Perhaps the team has reached their “maximum capacity” of youth and development, and to move forward, needs to lean towards three year veterans who can join the team without resetting the entire calendar.   That would explain why the team was so eager to bring on three year veteran point guard Dennis Schroder at the trade deadeline, and offered a bundle in the process that was eventually turned down by the Atlanta Hawks.  It could also explain why the team, already realizing the log jam arriving in the 2016-2017 season at the center position, rejected a reported offer by the Boston Celtics to trade center Jahlil Okafor for the Brooklyn Nets first round pick.   There is no more room to train numerous rookies next season.

And so, I don’t see much relevance to the trade scenario exercises going forward that result in Philadelphia 76ers players for NBA draft picks.  It’s just not realistic in the current setting.  I touched base with the limits to the Philadelphia draft this year with a belief that the tie-breaker in potential prospects should be age.  While the rule of thumb is sooner to NBA coaching, faster development holds true for most teams with one or two rookies trying to earn playing time,  With the Philadelphia 76ers earnest for young and sometimes undiscovered talent, training rookies by the six-pack seems more of the norm.  The team had to redirect roster signings in mid-season by underestimating the sheer magnitude of the effort required to train inexperienced players.  Next season, I cannot believe the plan truly hinges upon setting up six or seven more new players and having any belief of success by the team next season.

But per Jerry Colangelo, next season will be better, and within three years, this team will be winning playoff games.  All virtual GMing aside, to have any hopes of achieving that, this team has got to switch from “Discard and draw from the draft” to make a true commitment to developing the talent on this team now.  It required four separate transactions to augment the current team to handle the youth this year.   I cannot see the team electing to redo the process, no matter how many draft picks we have going into draft night.

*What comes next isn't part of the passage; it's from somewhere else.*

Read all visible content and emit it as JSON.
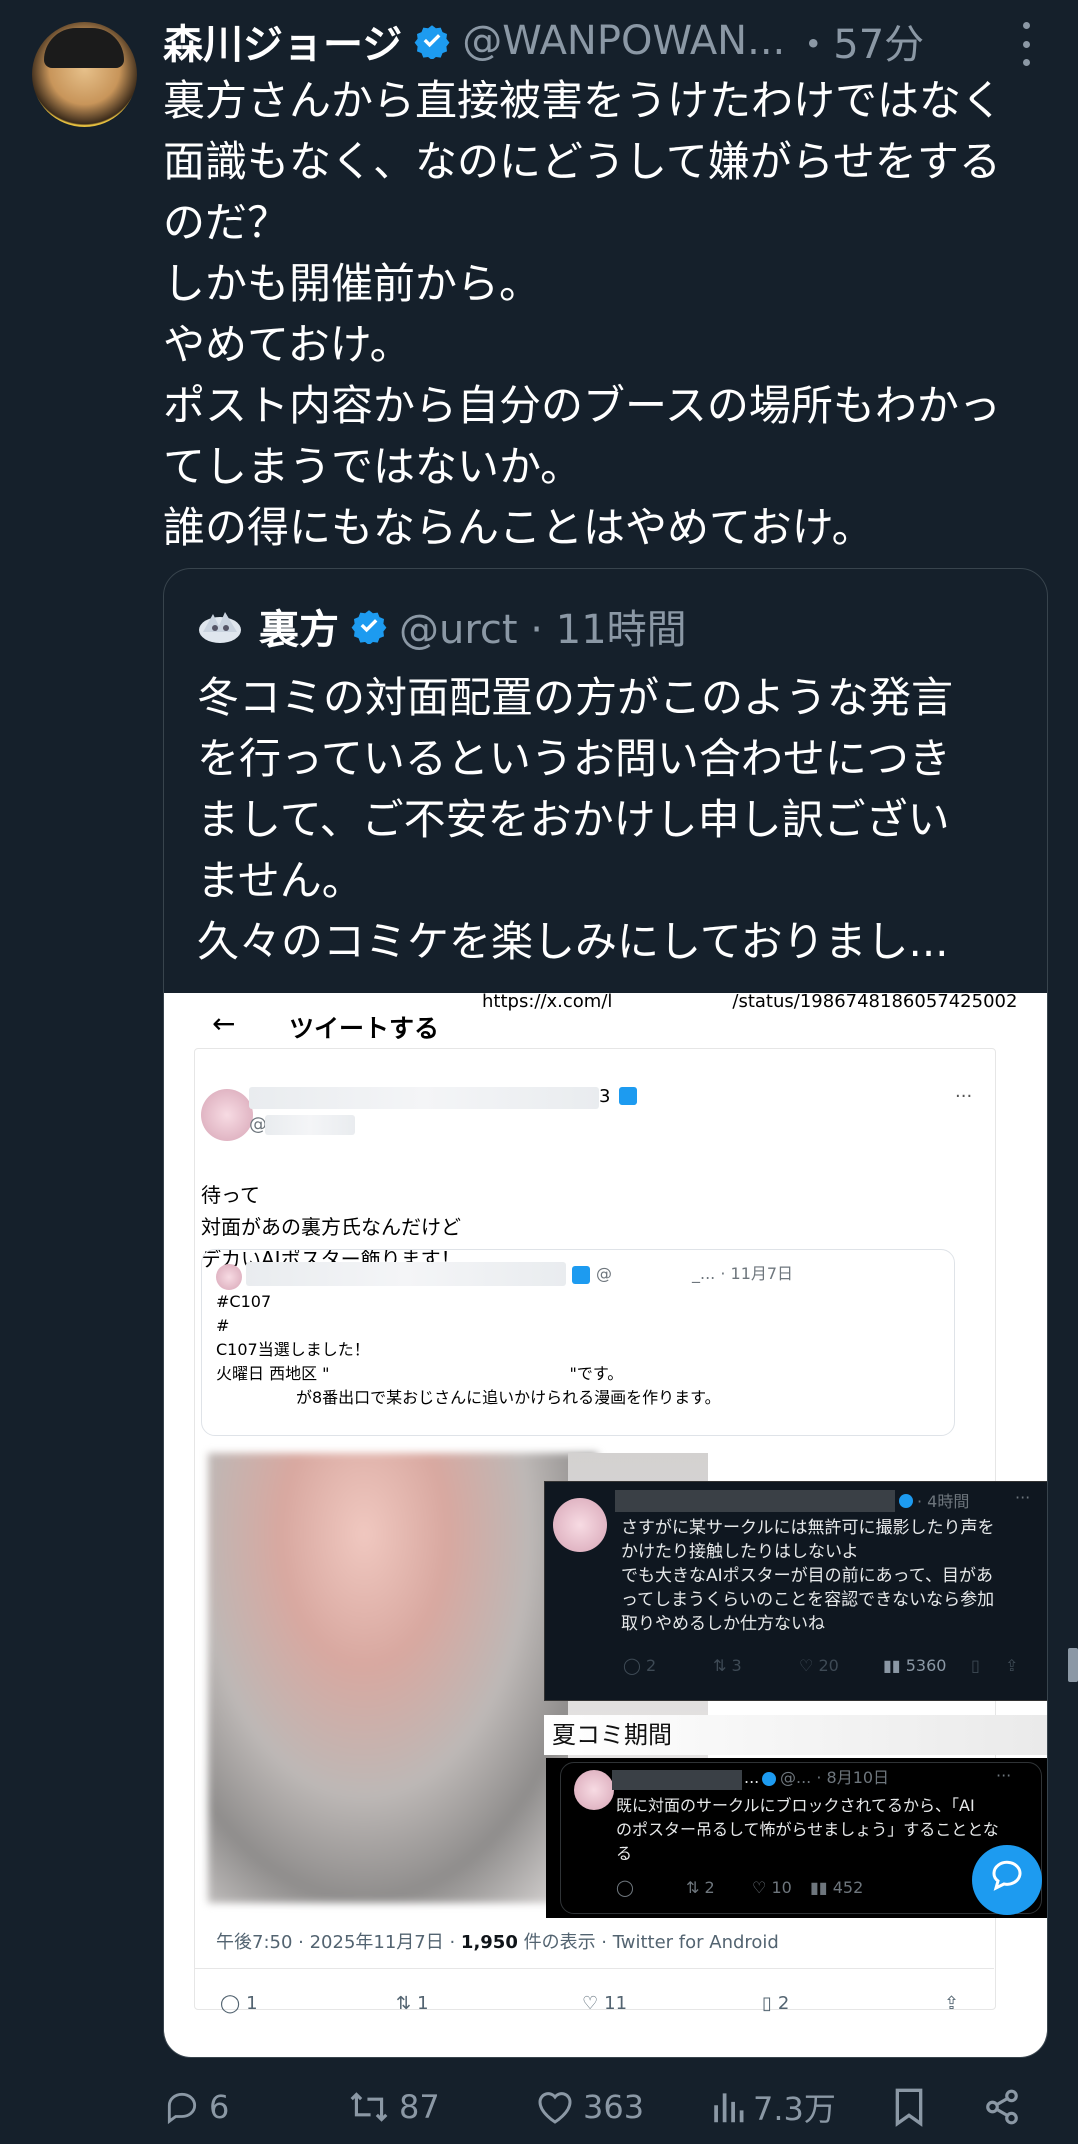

Next: 2017 Trade Deadline Looms Larger for Philadelphia 76er Jahlil Okafor

I expect the Philadelphia 76ers to be very active in a very unfamiliar area: free agency.  Not only will this bolster the team’s production by reinforcing the necessary skill-sets at positions which have remained underdeveloped, but the presence of even a three or four year NBA veteran greatly reduces the load on the current coaching staff.  Veterans have shown up for the Sixers this year at a moment’s notice and with relatively sporadic and low overall playing time.  Veteran Carl Landry is eighth on the team in scoring with 8.9 points per game, but eleventh on the team in minutes played with just 14.8 minutes per game.   Elton Brand is next to last on the team in playing time, with just 10.6 minutes per game, but he is fifth from the bottom in points scored with 4.0 points per game. Veterans bring consistency and an even-natured approach to the game which is very important to the up and down cycle of a young roster.  Exhibiting time and time again how positioning, spacing, and shot selection makes a huge overall difference in a game is necessary to bring young and highly skilled players into the comfort zone – a place where they realize the game does not rest solely upon their shoulders.

The path ahead of the Philadelphia 76ers, especially the path through the draft and the off-season, if full of rewards and pitfalls for the team.   We simply cannot draft a bevy of players, slap a jersey on them, cut anyone from the team not named Embiid from the roster, and expect to win.  This is and will be a very young NBA roster.  Before we get out the wheel chairs for these players, let’s teach them to walk and then to run in the NBA.  To teach them the right way, we’ll need to get more voices in the locker room who have seen it before.  Who will train all these rookies?  That’s this year’s next step in the process.